Чтобы завершить немую сцену, Василе щёлкнул каблуками и чётко, с идеальной артикуляцией, как его учили в штабе, доложился:
— Заместитель интенданта штаба четвёртой армии его королевского величества Фердинанда сублейтенант Замфир прибыл для осуществления контроля за транспортировкой армейских грузов. Господин Сырбу? — Бородач неуверенно кивнул, будто до конца не веря, что он тот самый Сырбу, что нужен господину офицеру. Василе выдернул из нагрудного кармана вдвое сложенный конверт и протянул его через стол. — Вот предписание. Вам надлежит предоставить мне жильё и питание на весь срок командировки. Оплата будет произведена согласно установленному министерством прейскуранту.

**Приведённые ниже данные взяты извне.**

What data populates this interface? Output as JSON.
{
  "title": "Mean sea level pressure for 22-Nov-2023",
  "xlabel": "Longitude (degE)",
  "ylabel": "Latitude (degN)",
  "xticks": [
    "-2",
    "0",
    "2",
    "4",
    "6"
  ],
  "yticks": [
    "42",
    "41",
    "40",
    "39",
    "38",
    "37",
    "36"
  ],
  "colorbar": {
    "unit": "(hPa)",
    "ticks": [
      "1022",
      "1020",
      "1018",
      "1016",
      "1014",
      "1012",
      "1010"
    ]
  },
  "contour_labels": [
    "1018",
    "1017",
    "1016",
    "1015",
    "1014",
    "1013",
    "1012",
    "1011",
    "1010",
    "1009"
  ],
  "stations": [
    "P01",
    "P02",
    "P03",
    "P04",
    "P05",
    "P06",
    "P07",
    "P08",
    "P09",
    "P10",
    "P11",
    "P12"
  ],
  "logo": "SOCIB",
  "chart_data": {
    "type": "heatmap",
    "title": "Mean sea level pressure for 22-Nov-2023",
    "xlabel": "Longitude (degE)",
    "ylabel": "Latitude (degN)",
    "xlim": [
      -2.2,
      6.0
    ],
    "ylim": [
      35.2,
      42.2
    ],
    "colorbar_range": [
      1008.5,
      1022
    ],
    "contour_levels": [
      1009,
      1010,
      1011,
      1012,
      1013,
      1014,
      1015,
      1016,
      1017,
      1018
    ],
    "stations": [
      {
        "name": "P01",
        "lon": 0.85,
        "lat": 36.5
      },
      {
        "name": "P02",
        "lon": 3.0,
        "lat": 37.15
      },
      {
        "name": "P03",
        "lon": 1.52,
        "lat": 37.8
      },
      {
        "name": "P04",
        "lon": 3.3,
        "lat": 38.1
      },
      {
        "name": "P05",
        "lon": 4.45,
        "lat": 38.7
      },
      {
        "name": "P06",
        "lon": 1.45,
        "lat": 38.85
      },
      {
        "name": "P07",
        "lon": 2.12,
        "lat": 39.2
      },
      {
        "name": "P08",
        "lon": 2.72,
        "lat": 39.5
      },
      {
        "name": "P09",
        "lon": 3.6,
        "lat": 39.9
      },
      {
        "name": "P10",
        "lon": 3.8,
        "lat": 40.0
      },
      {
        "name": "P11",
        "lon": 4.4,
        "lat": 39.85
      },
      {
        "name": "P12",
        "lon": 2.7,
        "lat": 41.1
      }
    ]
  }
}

Сырбу хмыкнул, прочищая горло и сварливо проворчал:
— Аж уши заложило. Знаю я ваши прейскуранты: по миру пустите, ещё и должен останусь.
Он забрал конверт, вытащил лист гербовой бумаги с размашистой подписью и долго вглядывался в него, подслеповато щурясь.
— Да вы садитесь, господин сублейтенант, — ожила мать. — Садитесь! Сейчас ужинать будем.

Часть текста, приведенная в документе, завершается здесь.